Ganz angetan kommt Tobias Timm in der Zeit aus der Ausstellung "Resist! Die Kunst des Widerstands" im Kölner Rautenstrauch-Joest-Museum. Dessen Direktorin Nanette Snoep drängt auf die schnelle Rückgabe kolonialer Raubkunst, in der Ausstellung werden vorerst "500 Jahre Kolonialgeschichte nicht aus der Perspektive der Eroberer erzählt, sondern aus der des Widerstands." In der Welt empfiehlt Tilman Krause indes einen Besuch in der Ausstellung "Making History. Hans Makart und die Salonmalerei des 19. Jahrhunderts" in der Hamburger Kunsthalle, die ihm zeigt, wie man mit "sexistischen" oder kolonialistischen Gemälden vorbildlich umgeht: "Das Verdienst dieser Neupräsentation ist, dass sie nicht beschönigen, nicht aufwerten oder rehabilitieren, sondern dokumentieren will. Sie setzt, was in diesen von Cancel Culture geprägten Zeiten mutig ist, den mündigen Betrachter, die mündige Betrachterin voraus."

Besprochen wird die Ausstellung "Nennt mich Rembrandt! Durchbruch in Amsterdam" im Frankfurter Städel-Museum (SZ) und die Ausstellung "Antoine Watteau. Kunst - Markt - Gewerbe" im Berliner Schloss Charlottenburg (FAZ)
Archiv: Kunst

Bühne

Szene aus "Anfang und Ende des Anthropozäns". Foto: Konrad Fersterer

Science Fiction schaut sich Christine Dössel (SZ) vorerst lieber weiterhin im Kino an, auch wenn sie Jens-Daniel Herzogs Inszenierung von Philipp Löhles Science-Fiction-Stück "Anfang und Ende des Anthropozäns" am Staatstheater Nürnberg inhaltlich einiges abgewinnen kann.
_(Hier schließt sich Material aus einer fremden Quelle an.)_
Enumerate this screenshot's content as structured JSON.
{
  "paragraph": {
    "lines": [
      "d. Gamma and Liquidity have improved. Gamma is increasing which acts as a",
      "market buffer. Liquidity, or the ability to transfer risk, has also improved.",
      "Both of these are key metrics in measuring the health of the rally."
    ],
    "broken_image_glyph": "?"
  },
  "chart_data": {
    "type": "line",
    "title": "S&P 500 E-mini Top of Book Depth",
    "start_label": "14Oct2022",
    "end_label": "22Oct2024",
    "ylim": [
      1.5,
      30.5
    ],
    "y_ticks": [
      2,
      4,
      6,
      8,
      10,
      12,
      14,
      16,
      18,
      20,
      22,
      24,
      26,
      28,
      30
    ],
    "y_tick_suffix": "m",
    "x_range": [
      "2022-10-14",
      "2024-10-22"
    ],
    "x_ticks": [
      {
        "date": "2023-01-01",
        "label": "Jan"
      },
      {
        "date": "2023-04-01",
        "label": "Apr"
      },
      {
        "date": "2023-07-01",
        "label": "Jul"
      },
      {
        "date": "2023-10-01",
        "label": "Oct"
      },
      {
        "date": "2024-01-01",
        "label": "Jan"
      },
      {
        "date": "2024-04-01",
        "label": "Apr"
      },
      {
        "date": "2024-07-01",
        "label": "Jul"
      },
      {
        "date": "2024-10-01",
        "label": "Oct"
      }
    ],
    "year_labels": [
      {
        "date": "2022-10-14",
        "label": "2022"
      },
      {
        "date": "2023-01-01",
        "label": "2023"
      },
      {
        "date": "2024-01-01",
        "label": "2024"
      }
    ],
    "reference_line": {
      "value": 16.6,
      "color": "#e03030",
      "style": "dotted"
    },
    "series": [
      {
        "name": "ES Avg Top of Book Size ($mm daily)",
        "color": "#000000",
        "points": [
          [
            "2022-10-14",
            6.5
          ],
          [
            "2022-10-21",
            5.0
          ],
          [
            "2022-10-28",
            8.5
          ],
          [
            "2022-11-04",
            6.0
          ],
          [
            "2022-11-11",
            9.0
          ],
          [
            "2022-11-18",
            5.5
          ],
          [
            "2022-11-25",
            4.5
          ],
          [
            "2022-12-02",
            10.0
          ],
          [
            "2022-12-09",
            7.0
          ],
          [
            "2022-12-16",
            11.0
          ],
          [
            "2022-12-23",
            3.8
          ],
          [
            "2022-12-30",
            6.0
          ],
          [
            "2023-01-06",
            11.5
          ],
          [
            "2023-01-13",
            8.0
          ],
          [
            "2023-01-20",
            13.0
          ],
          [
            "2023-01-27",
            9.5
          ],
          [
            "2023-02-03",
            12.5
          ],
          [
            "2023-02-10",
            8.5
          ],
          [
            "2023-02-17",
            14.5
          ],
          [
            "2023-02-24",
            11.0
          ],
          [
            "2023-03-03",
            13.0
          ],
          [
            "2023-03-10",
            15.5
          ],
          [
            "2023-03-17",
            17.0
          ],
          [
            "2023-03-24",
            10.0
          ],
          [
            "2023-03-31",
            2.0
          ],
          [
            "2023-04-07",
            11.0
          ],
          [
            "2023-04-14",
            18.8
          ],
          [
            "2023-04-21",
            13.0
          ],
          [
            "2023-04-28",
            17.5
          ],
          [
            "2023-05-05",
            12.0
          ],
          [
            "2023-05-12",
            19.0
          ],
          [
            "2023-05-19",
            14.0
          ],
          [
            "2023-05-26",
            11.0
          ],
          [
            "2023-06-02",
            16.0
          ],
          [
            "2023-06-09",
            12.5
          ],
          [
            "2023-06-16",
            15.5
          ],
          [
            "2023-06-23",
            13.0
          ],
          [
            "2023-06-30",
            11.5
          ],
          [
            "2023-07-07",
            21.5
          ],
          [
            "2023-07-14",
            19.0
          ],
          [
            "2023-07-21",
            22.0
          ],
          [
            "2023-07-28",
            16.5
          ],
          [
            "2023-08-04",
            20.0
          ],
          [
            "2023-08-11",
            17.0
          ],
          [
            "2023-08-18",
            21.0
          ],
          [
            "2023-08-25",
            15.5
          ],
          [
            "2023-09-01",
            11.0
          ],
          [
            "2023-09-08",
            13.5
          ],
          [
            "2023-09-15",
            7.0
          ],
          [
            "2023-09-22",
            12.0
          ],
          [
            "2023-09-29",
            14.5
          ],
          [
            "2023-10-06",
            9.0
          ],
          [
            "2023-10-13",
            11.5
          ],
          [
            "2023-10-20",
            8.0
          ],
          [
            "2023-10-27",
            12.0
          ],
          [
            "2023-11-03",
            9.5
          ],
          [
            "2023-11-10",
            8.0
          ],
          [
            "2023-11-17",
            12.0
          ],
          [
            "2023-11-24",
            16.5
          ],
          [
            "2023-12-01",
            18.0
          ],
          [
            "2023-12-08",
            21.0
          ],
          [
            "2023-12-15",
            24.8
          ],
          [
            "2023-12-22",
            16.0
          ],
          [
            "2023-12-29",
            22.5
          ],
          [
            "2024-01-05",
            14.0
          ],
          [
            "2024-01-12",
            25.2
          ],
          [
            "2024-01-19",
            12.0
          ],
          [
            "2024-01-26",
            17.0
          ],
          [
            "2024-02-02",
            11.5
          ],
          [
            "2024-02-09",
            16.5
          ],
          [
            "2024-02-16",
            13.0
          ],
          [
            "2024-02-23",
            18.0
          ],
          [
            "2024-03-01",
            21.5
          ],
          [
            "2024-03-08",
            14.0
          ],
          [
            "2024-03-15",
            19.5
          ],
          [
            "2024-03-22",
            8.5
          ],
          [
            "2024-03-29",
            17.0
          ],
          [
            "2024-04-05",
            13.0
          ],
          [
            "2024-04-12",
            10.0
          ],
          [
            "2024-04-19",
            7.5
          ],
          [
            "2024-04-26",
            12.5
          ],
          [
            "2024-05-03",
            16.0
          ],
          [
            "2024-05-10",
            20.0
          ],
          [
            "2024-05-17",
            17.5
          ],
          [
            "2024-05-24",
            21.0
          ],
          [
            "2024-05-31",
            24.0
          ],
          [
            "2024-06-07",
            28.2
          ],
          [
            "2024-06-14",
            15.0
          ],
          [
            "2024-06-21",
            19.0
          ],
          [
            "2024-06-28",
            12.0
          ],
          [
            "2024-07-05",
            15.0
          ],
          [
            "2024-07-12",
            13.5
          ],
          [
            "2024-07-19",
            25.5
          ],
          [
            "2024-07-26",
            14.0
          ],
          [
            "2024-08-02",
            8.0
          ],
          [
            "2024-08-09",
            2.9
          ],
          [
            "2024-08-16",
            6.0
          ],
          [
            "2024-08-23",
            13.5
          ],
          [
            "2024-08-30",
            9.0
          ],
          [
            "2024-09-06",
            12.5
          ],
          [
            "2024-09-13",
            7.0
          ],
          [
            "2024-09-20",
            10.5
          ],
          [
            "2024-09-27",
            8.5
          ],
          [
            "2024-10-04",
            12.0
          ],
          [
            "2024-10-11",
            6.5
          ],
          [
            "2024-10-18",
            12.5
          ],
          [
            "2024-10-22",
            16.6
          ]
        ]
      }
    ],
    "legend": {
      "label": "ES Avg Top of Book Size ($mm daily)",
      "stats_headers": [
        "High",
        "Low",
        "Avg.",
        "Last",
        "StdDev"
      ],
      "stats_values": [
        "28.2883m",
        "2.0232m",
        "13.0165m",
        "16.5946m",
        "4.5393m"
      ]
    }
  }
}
Aber: "Ein großer, verschiebbarer Plastikrahmen in Bildschirmform, wie er in Nürnberg als multifunktionales Requisit für die Zukunftswelt dient, stinkt dagegen schon mal ab (Ausstattung: Mathias Neidhardt); auch wenn die fantasievolle Analogumsetzung prinzipiell einen besonderen Charme haben kann (könnte) und natürlich auch die Nürnberger mit Videoprojektionen (Karolin Killig) arbeiten. Aber es schaut doch immer ein wenig nach ambitioniertem Jugendtheater und Unterfinanzierung aus. Wo wir die Zukunft doch von Regisseuren wie Ridley Scott und Christopher Nolan viel hochwertiger kennen.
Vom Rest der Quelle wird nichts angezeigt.